Intro¶

extrai extracts data from text documents using LLMs, formatting the output into a given SQLModel and registering it in a database.

The library utilizes a Consensus Mechanism to ensure accuracy. It makes the same request multiple times, using the same or different providers, and then selects the values that meet a configured threshold.

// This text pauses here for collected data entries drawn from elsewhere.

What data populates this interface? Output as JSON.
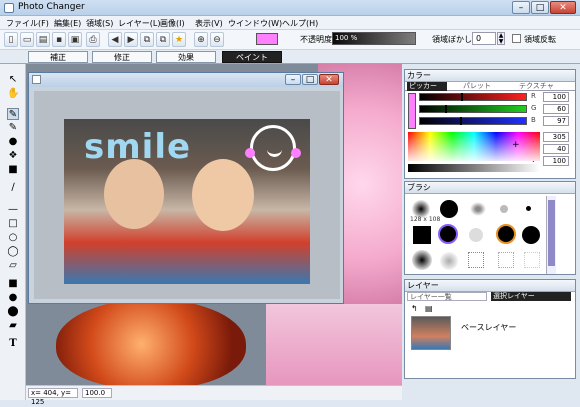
{
  "window": {
    "title": "Photo Changer"
  },
  "menu": [
    "ファイル(F)",
    "編集(E)",
    "領域(S)",
    "レイヤー(L)",
    "画像(I)",
    "表示(V)",
    "ウインドウ(W)",
    "ヘルプ(H)"
  ],
  "toolbar": {
    "opacity_label": "不透明度",
    "opacity_value": "100 %",
    "opacity_fraction": 1.0,
    "blur_label": "領域ぼかし",
    "blur_value": "0",
    "invert_label": "領域反転"
  },
  "mode_tabs": [
    "補正",
    "修正",
    "効果",
    "ペイント"
  ],
  "mode_tabs_active": 3,
  "document": {
    "caption": "smile"
  },
  "status": {
    "coords": "x= 404, y= 125",
    "zoom": "100.0"
  },
  "color_panel": {
    "title": "カラー",
    "tabs": [
      "ピッカー",
      "パレット",
      "テクスチャ"
    ],
    "sliders": [
      {
        "label": "R",
        "value": "100",
        "color": "#ff2020",
        "level": 0.39
      },
      {
        "label": "G",
        "value": "60",
        "color": "#20d020",
        "level": 0.24
      },
      {
        "label": "B",
        "value": "97",
        "color": "#2030ff",
        "level": 0.38
      },
      {
        "label": "H",
        "value": "305",
        "color": "#999999",
        "level": 0.85
      },
      {
        "label": "S",
        "value": "40",
        "color": "#999999",
        "level": 0.4
      },
      {
        "label": "V",
        "value": "100",
        "color": "#999999",
        "level": 1.0
      }
    ],
    "current_color": "#ff80ff"
  },
  "brush_panel": {
    "title": "ブラシ",
    "size_label": "128 x 108"
  },
  "layer_panel": {
    "title": "レイヤー",
    "tabs": [
      "レイヤー一覧",
      "選択レイヤー"
    ],
    "items": [
      "ベースレイヤー"
    ]
  },
  "colors": {
    "accent_pink": "#ff80ff",
    "workspace": "#7f8b98"
  }
}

extrai also has other features, like generating SQLModels from a prompt and documents, and generating few-shot examples. For complex, nested data, the library offers Hierarchical Extraction, breaking down the extraction into manageable, hierarchical steps. It also includes built-in analytics to monitor performance and output quality.

Workflow Overview¶

The library is built around a few key components that work together to manage the extraction workflow. The following diagram illustrates the high-level workflow (see Architecture Overview for more details):

        graph TD
    A[Unstructured Text] --> B(WorkflowOrchestrator);
    C[SQLModel Definition] --> B;
    B --> D{LLM Client};
    D --> E[Multiple JSON Outputs];
    E --> F(SQLAlchemyHydrator);
    F --> G(JSONConsensus);
    G --> H[Consolidated JSON];
    H --> I(SQLAlchemyHydrator);
    I --> J[Structured Data in DB];

Key Features¶

Consensus Mechanism: Improves extraction accuracy by consolidating multiple LLM outputs.
Dynamic SQLModel Generation: Generate SQLModel schemas from natural language descriptions.
Hierarchical Extraction: Handles complex, nested data by breaking down the extraction into manageable, hierarchical steps.
Extensible LLM Support: Integrates with various LLM providers through a client interface.
Built-in Analytics: Collects metrics on LLM performance and output quality to refine prompts and monitor errors.
Workflow Orchestration: A central orchestrator to manage the extraction pipeline.
Example JSON Generation: Automatically generate few-shot examples to improve extraction quality.
Customizable Prompts: Customize prompts at runtime to tailor the extraction process to specific needs.
Rotating LLMs providers: Create the JSON revisions from multiple LLM providers.